Sie betrachtete ihn verwirrt. „Ja, wir haben sie bei meinen Eltern auf der Baumfarm gelassen.“ Verstehend fügte sie dann noch hinzu: „Wenn man auf Morningside aufgewachsen ist, ist die halbe Welt die eigene Familie. Man hilft sich, erzählt sich Geschichten, arbeitet zusammen… es gibt immer einen, der sich über einen Besuch freut. Wir haben unsere Kinder nicht weggegeben, wenn es auch schmerzlich ist, daß sie ohne uns soviel älter werden. Aber wenigstens Clewell und ich werden noch sehen, was aus ihnen geworden ist…“ Sie senkte den Blick und legte die Papiere zurecht. In ihren Augen sah er mehr als nur den physischen Schmerz.

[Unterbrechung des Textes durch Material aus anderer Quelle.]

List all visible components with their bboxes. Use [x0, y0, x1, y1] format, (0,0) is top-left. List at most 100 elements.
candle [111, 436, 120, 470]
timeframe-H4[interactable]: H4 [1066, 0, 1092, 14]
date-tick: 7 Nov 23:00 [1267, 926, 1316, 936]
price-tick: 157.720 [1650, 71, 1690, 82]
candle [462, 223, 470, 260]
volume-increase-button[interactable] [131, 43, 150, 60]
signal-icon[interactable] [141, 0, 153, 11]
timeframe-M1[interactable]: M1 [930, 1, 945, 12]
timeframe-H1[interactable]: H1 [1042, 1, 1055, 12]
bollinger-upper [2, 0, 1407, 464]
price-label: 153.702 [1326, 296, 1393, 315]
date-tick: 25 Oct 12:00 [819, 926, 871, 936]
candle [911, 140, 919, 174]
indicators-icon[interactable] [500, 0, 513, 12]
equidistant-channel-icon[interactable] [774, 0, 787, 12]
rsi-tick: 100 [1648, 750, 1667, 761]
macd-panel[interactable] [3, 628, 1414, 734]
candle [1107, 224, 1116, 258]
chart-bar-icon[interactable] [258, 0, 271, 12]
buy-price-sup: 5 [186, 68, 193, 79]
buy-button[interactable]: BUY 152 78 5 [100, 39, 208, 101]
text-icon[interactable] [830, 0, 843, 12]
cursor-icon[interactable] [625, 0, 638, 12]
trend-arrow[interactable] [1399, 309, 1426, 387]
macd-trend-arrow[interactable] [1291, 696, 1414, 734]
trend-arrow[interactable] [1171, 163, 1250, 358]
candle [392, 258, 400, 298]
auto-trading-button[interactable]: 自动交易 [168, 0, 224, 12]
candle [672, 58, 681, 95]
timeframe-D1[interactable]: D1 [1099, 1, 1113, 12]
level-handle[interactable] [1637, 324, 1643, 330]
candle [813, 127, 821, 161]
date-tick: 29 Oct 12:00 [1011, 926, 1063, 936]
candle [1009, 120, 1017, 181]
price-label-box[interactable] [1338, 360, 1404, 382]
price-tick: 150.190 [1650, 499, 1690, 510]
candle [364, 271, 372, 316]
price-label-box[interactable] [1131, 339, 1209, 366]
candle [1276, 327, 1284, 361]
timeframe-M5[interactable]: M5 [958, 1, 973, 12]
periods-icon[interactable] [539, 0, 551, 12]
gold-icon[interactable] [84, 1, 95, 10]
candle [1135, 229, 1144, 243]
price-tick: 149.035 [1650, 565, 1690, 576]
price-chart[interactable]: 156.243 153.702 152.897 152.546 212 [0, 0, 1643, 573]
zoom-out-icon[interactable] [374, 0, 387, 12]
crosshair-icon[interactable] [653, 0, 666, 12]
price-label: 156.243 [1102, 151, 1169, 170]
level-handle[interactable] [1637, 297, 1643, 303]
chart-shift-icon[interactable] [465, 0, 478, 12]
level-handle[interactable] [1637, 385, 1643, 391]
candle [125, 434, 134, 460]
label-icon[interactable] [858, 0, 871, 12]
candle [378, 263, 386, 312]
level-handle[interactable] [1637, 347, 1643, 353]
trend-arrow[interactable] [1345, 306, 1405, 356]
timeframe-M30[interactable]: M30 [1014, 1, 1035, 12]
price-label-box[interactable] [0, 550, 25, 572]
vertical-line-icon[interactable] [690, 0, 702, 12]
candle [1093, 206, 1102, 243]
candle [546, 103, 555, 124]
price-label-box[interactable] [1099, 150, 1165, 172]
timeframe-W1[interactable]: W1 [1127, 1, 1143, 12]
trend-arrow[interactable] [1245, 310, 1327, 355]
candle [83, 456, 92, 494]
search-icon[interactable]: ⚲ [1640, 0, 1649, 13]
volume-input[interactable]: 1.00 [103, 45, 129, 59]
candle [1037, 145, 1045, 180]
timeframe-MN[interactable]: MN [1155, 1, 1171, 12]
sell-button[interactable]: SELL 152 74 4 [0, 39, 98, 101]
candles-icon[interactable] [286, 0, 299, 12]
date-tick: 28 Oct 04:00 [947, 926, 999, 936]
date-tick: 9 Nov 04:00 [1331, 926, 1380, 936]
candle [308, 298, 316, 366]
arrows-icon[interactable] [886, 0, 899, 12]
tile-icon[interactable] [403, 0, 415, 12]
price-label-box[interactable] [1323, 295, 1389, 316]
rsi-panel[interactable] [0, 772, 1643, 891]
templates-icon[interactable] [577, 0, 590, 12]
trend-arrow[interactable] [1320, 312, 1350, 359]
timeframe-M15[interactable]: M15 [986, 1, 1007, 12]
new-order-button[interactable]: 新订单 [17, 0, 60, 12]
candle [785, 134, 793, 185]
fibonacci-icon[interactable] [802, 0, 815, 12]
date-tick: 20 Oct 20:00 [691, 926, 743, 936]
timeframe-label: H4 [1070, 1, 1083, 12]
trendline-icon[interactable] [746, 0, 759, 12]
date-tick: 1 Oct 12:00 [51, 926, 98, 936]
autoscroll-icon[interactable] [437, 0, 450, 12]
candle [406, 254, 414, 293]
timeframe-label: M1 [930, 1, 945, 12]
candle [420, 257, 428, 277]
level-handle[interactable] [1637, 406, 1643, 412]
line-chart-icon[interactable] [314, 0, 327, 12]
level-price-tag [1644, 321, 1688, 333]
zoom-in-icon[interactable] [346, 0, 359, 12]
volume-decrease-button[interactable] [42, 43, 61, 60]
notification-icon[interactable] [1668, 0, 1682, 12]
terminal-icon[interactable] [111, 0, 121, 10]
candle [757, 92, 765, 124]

„Shadow Jack und Bird Alyn… riskieren Sie ihretwegen soviel, um einer sterbenden Welt noch ein paar Sekunden mehr zu verschaffen?“
Sie zögerte. „Ich weiß es nicht. Ich hatte nicht daran gedacht… aber ich glaube schon. Ich wünschte… ich wünschte, ich würde wissen, wie ich noch mehr tun kann.“
„Also wissen Sie Bescheid? Wie es auf Lansing aussieht?“
Sie nickte.
„Ich mache mir darüber keine nennenswerten Gedanken, muß ich zugeben. Ich habe mir buchstäblich jede Chance auf etwas Besseres weggeredet.“ Er lächelte. „Aber ich bereue es nicht. Es diente einem guten Zweck.“
Sie hob eine Tasse auf und stellte sie wieder hin. „Was werden Sie auf Lansing tun, Wadie?“
Er lächelte, als er seinen Namen hörte, doch das Lächeln erlosch, als er darüber nachdachte. „Dasitzen und auf das Ende der Welt warten, vermute ich. Das Ende aller Welten. Nicht mit einem spektakulären Knall, sondern mit einem unhörbaren Seufzen.“
„Das müssen Sie nicht, darüber sind Sie sich ja im klaren.“
Er fühlte ihre Berührung. Er schüttelte den Kopf. „Vielleicht nicht. Vielleicht ist das die Strafe dafür, daß ich immer vorgegeben habe, es gäbe ein Morgen.“
„Und das glauben Sie nicht?“
„Ich weiß nicht.“ Er zuckte die Achseln. „Ich weiß nicht mehr, was ich glaube.“ Er wußte nur, daß er sich in einem riesigen Mausoleum befand und Angst hatte, dem Tod ins Gesicht zu blicken. „Aber ich gehöre hierher, zum Himmel, wenn das einen Sinn ergibt. Es jagt mir höllische Angst ein, und trotzdem muß ich es bis zum Ende durchstehen. Trotzdem danke.“ Er sah ihr unzufriedenes Lächeln.
„Sie können Ihre Meinung immer noch ändern.“
„Schneller, als ich Himmel verändern könnte… Ist das nicht ironisch? Wir begannen hier mit allem und Morningside mit nichts… und nun sehen Sie, wer scheiterte.“
„Auch wir sind fast gescheitert — mehr als einmal.“ Bertha betrachtete die Wand, als könnte sie durch die Zeit selbst blicken. „Wie auch Uhuru und Höllenloch und Lebensraum. Aber wir bekamen Hilfe.“
„Von wem?“
„Gegenseitige Hilfe. Planeten wie Morningside sind so kärglich, daß jede kleine Unregelmäßigkeit einer Katastrophe gleichkommt… aber sie sind die zahlenmäßig am häufigsten unter den kolonisierbaren Welten. In unserem Raumsektor sind sie alle wie Morningside. Aber unsere Welten befinden sich innerhalb einer vernünftigen Reichweite. Wir gründeten einen Handelsring, und wenn es einem von uns schlechtgeht, dann greift der Rest helfend ein. So können wir überleben. Mehr tun wir nicht, wir überleben. Aber das genügt… und es muß für alle Ewigkeit genügen, jetzt, wo unsere Reise hierher ein Fehlschlag war.